Chairman’s Comment On SRA v Locke Lord (UK) LLP
Andrew Spooner, the Chairman of the Division which sat on the case of Solicitors Regulation Authority v Locke Lord (UK) LLP, issued the following comment on the decision on 10 November 2017:
“As Chairman of the Division that heard this case, I am taking the highly unusual step of explaining the background to our decision which has resulted in some erroneous coverage in the media which occurred before the publication of the Tribunal’s Judgment.
For the public and the profession to have confidence in its regulators, it is essential that they act accurately and with integrity. This extends to comments / observations that they may wish to make in the media.
Regrettably, it appears in this case that inaccurate and misleading quotations emanating from the SRA and / or one of its Executive Directors, Mr David Middleton, have been made. None of these comments were seen or approved by the Solicitors Disciplinary Tribunal before their release. If this had been done, any inaccuracies could have been noted and corrected.

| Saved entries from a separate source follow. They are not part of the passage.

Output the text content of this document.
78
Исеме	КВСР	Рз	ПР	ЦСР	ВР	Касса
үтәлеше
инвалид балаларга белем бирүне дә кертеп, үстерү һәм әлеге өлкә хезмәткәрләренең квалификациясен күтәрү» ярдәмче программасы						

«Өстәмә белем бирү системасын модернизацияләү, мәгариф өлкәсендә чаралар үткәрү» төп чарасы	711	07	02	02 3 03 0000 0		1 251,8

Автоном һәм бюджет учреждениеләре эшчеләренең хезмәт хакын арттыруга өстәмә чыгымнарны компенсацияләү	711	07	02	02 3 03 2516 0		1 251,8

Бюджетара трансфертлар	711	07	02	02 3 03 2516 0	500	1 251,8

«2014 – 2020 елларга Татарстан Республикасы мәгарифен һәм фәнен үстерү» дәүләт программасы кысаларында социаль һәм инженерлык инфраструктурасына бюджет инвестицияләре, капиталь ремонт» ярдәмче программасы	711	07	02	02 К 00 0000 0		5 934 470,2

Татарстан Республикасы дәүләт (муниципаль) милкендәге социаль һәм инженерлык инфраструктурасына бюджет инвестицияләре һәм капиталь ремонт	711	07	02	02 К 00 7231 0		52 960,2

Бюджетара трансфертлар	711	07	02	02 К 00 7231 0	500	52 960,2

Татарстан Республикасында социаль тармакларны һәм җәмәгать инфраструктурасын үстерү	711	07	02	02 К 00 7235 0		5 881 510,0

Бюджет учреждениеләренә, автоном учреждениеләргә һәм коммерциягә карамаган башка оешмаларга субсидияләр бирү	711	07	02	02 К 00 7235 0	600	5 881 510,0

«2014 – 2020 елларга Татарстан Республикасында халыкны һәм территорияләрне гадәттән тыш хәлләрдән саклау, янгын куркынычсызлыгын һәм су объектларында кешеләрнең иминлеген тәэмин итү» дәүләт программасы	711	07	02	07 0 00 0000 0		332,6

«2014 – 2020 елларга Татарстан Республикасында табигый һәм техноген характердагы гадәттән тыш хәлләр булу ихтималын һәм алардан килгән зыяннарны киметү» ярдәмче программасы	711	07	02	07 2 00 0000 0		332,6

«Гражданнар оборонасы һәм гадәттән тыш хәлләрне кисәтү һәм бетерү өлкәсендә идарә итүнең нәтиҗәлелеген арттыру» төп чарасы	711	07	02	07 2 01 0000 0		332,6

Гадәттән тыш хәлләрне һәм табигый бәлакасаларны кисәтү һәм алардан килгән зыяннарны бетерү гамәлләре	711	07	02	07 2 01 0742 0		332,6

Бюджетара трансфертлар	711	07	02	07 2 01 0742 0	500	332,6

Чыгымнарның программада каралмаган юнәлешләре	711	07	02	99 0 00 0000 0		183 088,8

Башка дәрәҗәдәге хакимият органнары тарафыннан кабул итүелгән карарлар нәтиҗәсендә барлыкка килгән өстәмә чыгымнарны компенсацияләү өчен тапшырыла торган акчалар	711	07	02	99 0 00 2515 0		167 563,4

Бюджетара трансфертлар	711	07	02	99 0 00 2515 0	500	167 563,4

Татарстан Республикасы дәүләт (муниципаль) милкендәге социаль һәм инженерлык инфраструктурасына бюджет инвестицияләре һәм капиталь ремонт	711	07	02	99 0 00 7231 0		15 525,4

This case was first considered by a Division of this Tribunal on 20 October 2017. That Division was chaired by me, sitting with two other Members, Ms Carolyn Evans and Mr Robert Slack. That Division required the parties to provide additional information before it could properly consider the sanction of a fine of £250,000 plus costs of £25,000 and VAT that had been proposed in the Agreed Outcome by the Solicitors Regulation Authority and the Second Respondent, Locke Lord (UK) LLP.
The Division ordered that this information should be provided and a hearing of 3 hours was fixed to consider this information together with any submissions that the parties wished to make. That hearing took place on 6 November 2017. The Division on that date comprised Mr Paul Lewis, Mr Robert Slack and was again chaired by me.

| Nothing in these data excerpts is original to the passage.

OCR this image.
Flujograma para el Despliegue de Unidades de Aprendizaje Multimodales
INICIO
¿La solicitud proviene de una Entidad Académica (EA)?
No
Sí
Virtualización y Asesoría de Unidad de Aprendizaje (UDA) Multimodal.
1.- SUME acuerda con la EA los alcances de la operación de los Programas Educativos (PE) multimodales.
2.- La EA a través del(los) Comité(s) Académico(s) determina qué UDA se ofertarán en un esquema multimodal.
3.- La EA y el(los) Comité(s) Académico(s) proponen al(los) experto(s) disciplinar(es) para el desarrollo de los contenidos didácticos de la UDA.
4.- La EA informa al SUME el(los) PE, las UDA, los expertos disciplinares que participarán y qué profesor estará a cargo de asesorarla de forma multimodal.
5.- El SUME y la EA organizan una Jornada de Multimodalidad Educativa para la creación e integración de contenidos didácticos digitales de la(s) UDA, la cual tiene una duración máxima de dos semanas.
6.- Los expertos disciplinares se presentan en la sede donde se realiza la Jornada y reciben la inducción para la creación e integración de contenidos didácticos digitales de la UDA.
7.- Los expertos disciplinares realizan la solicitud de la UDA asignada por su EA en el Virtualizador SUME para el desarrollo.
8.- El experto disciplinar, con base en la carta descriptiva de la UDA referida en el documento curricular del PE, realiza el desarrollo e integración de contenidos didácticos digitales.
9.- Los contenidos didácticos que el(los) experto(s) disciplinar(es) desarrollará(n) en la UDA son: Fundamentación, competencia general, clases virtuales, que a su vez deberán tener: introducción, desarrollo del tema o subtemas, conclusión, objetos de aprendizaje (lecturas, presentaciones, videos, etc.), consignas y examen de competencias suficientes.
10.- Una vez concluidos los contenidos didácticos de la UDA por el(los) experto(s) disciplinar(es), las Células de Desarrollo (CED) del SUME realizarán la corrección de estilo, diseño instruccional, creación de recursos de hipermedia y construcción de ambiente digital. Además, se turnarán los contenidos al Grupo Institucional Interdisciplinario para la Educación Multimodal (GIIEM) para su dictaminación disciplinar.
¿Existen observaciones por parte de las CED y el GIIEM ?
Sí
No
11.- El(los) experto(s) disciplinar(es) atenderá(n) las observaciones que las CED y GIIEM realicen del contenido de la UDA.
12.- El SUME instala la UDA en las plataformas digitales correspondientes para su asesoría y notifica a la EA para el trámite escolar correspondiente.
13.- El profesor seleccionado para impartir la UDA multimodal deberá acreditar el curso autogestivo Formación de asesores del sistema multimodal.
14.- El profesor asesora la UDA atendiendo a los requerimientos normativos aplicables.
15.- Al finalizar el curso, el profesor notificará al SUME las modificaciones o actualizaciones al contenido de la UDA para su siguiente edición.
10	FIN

Senior representatives of both parties (including Mr Middleton) attended that hearing with their legal advisers.
After carefully considering the information and hearing submissions on behalf of both parties, the Division decided that ‘The proposed fine of £250,000 did not reflect the seriousness of the matter’. As a result, the Agreed Outcome that had been proposed by the parties was refused by the Division.
Both parties then confirmed that they wished the Division to give them an indication of what level of fine it considered appropriate.
The Division indicated that in order to reflect the very serious set of circumstances, the appropriate fine was £500,000 – double the fine that had been proposed by the SRA and the Second Respondent.
After a short adjournment, both parties made a joint application for an Agreed Outcome in the form attached to the Judgment with a penalty of £500,000 plus costs of £25,000 and VAT.
In reaching this decision the Tribunal, as it always does, acted independently after carefully considering the merits of the case. The full Judgment and Agreed Outcome is attached to this note.”